Then, rising somewhat abruptly, she flung the book aside, and went down the wide cedar stairway to search for another that might, perhaps, hold her attention more firmly. When she reached the foot of it she turned into a corridor, and stopped a moment when she heard a murmur of angry voices. She was aware that a member of the Provincial Legislature had reached the house not long ago, and that the rest of her father's guests had come there to discuss something with him, while as the door of the room reserved for them had been left open a foot or so she could see within from where she stood.

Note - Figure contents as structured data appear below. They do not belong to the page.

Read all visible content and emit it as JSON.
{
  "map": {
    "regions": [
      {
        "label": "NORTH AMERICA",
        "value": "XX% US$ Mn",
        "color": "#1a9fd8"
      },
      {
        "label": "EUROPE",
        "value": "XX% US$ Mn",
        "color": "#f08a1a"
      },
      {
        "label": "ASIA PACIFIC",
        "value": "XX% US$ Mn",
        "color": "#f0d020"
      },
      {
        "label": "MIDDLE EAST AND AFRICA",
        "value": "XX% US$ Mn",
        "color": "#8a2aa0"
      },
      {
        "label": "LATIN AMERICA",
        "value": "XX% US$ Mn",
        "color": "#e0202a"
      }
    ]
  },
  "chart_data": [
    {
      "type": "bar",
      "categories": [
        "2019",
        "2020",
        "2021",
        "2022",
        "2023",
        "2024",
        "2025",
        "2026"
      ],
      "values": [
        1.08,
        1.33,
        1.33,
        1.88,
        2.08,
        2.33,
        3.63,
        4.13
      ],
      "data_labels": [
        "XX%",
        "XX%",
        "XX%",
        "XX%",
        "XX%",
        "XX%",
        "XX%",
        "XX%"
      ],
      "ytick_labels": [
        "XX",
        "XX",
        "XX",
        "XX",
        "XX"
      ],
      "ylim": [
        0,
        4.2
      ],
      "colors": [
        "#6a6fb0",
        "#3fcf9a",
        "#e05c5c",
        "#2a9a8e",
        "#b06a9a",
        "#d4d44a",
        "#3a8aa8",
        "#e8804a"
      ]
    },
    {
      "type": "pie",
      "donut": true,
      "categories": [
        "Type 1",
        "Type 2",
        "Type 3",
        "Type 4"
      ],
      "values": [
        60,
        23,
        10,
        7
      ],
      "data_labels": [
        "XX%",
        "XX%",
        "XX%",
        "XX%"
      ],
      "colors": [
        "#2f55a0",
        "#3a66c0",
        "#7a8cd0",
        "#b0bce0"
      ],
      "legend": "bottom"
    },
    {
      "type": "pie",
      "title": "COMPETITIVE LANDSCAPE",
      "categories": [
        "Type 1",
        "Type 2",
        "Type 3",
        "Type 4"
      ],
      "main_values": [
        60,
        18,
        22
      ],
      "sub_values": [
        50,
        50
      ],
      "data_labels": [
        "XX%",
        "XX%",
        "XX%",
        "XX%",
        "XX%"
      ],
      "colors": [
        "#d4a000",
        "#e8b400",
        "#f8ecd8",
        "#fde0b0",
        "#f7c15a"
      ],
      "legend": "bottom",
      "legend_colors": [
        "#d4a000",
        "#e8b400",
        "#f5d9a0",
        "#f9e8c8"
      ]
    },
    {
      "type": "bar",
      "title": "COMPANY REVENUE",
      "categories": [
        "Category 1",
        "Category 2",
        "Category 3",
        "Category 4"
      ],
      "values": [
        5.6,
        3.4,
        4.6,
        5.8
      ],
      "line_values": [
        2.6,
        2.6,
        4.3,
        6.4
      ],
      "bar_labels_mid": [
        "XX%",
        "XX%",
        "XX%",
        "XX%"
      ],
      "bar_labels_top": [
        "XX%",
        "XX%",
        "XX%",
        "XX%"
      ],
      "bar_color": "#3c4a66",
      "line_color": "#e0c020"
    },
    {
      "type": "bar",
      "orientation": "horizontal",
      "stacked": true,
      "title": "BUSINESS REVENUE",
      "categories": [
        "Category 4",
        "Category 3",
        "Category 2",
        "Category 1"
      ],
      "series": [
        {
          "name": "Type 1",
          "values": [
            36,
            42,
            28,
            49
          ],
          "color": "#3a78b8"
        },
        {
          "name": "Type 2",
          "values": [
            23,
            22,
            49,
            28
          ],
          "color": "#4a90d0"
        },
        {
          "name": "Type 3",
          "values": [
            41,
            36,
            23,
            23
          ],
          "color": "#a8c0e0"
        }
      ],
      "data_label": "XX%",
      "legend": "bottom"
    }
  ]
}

The house stood high, and the sunlight still streamed into the room, while there was something in the pose of the men that seized and held her attention. She had heard nothing clearly yet, but the strung-up attitudes and intent faces had their dramatic suggestiveness, and she lingered. She could see her father sitting at the head of the table with one hand closed hard on the edge of it, and a grim smile that was quite new to her in his eyes; the member supporting himself by the big lounge and apparently shrinking from his gaze; and one of the others leaning forward in his seat with his fist clenched. In fact, the scene burned itself into her memory, and she never forgot the look in her father's face.

Then the voices suddenly became intelligible, and she heard Merril say, "It's rather a pity you didn't make sure of that before you took what we offered you."

She caught the legislator's answer, and saw the man who leaned forward shake his fist at him, while the latter's exclamation sent a little thrill of dismay through her.

"You know what you meant, and you got your price," he said.

This was sufficiently plain in connection with what had gone before it, and she waited in tense suspense to see whether her father would discountenance it, though she felt that he would not do so. She saw him make a little sign of concurrence, and once more was sensible of an enervating dismay when he flung his answer at the shrinking member of the Legislature.

"A perfectly understood bargain, and he got his price," he said. "He would never have been elected if we had not set certain influences to work."

Then she roused herself with an effort, and, thinking no more of the book she had come for, turned softly and flitted back up the stairway to the room she had left. She made sure the door was fast, with a vague, instinctive feeling that she must be quite alone, then sat down by the window again, a trifle colorless in face, with both hands clenched. She was a woman of keen intelligence, and realized that there was no room for doubt. Her father, the man she had endeavored to look up to, had openly condemned himself.

It was perhaps strange, considering that she was his daughter, that she had wholesome thoughts as well as mental ability, and that honesty formed a prominent part of her morality. The fact made the blow more cruel, for it was clear that her father and his associates had been engaged in an infamous conspiracy. They had bought a member of the Legislature—bribed him to betray the confidence the people had placed in him; and though she did not know whether the bribe had been actual money, that, as she recognized, scarcely affected the question. He had, at least, promised to do something that was against the interests of the country, for which, as one had declared, they cared nothing, and would evidently have kept his promise if circumstances had not been too strong for him. Anthea had sense enough to attach as little credence to his assertions as the others had done.

She supposed that things of the kind were sometimes done, but only by men without morality, and it was almost intolerable to realize that her father had been the instigator of one of them. The fact seemed to bear out all the newspaper had charged him with, and made it more than probable that Eleanor Wheelock's assertions, too, had been well-founded. It was with a little shiver that Anthea realized that in such a case the father of the man who loved her had in all probability been ruined by a nefarious conspiracy. His daughter had told her plainly that his death was the direct result of it, and if that were so, Jimmy must hold her father accountable. The thing was becoming altogether horrible.